Although CBD has been reported to reverse the PPI disruption induced by MK-801 (Long et al., 2006; Gomes et al., 2014) and amphetamine in rodents (Pedrazzi et al., 2015), our present results with capuchins fail to corroborate a possible anti-psychotic effect for this compound in the context of sensorimotor gating. In the presence of only MK-801, the startle amplitude generally tended to decrease in the ‘pulse’ trials, yet increase in ‘prepulse+pulse’ trials.

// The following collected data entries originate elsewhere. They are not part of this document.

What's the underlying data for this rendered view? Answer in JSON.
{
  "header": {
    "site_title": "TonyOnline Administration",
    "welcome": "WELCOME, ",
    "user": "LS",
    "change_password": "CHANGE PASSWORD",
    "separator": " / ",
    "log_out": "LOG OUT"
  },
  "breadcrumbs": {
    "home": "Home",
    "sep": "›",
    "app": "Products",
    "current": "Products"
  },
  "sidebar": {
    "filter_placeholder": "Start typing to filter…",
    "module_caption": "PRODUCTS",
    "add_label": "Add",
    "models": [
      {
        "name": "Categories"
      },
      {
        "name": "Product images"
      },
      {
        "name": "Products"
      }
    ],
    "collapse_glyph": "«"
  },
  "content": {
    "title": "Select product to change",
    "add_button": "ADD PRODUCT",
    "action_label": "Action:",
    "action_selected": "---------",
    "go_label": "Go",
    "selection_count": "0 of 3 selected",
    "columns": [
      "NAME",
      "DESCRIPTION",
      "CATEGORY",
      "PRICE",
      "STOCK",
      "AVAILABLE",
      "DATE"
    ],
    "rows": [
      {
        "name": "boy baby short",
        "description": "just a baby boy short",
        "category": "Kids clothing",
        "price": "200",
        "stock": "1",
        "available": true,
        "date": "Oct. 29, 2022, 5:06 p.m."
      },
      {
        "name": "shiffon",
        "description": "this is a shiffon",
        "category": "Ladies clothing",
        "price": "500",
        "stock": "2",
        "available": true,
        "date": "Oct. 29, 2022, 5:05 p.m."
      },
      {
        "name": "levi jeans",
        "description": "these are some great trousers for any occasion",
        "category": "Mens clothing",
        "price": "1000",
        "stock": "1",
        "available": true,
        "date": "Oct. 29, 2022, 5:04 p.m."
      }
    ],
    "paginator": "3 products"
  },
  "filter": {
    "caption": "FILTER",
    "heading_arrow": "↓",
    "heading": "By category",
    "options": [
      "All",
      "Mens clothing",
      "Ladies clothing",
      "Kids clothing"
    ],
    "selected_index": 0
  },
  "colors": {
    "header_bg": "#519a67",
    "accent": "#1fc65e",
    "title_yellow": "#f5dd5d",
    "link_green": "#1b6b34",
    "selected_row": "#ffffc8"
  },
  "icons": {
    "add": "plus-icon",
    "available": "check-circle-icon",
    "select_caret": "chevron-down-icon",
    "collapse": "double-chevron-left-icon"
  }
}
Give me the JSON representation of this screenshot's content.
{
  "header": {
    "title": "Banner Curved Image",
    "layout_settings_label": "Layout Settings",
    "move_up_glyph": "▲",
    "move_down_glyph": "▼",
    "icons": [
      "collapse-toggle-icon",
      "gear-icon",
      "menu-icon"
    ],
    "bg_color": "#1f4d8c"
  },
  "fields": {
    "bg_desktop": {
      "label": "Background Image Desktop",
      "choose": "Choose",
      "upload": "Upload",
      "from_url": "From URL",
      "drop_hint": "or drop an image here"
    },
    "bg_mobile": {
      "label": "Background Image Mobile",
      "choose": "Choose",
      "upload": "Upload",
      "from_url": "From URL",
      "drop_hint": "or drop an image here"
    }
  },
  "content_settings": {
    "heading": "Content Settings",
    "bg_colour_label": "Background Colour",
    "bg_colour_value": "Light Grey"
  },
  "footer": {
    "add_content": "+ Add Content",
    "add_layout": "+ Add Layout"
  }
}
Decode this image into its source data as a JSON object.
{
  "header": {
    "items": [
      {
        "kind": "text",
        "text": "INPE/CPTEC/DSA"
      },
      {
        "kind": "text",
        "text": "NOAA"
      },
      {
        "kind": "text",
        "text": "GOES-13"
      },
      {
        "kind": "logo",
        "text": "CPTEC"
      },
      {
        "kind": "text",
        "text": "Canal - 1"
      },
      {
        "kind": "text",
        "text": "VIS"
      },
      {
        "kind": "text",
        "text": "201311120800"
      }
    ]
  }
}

The latter, however, was also observed with subsequent treatments (CBD+MK-801 and VEH 2). The pre-treatment of the monkeys with CBD reversed this increase tendency in startle amplitude in PPI, with no visible changes in ‘pulse’ trials. Altogether, these results suggest that the CBD effects on PPI are unlikely to stem from a direct involvement in sensorimotor gating mechanisms. We suggest that the CBD-induced reversal of the MK-801 effects may be related to their anxiolytic and anxiogenic profiles, respectively (Zuardi et al., 1982; Ennaceur et al., 2011; Almeida et al., 2013), although this aspect was not directly investigated in the present study. Further studies are necessary to better elucidate the interplay between anxiety and schizophrenia, as well as the potential use of CBD as an antipsychotic drug, possibly using other NHP models as well.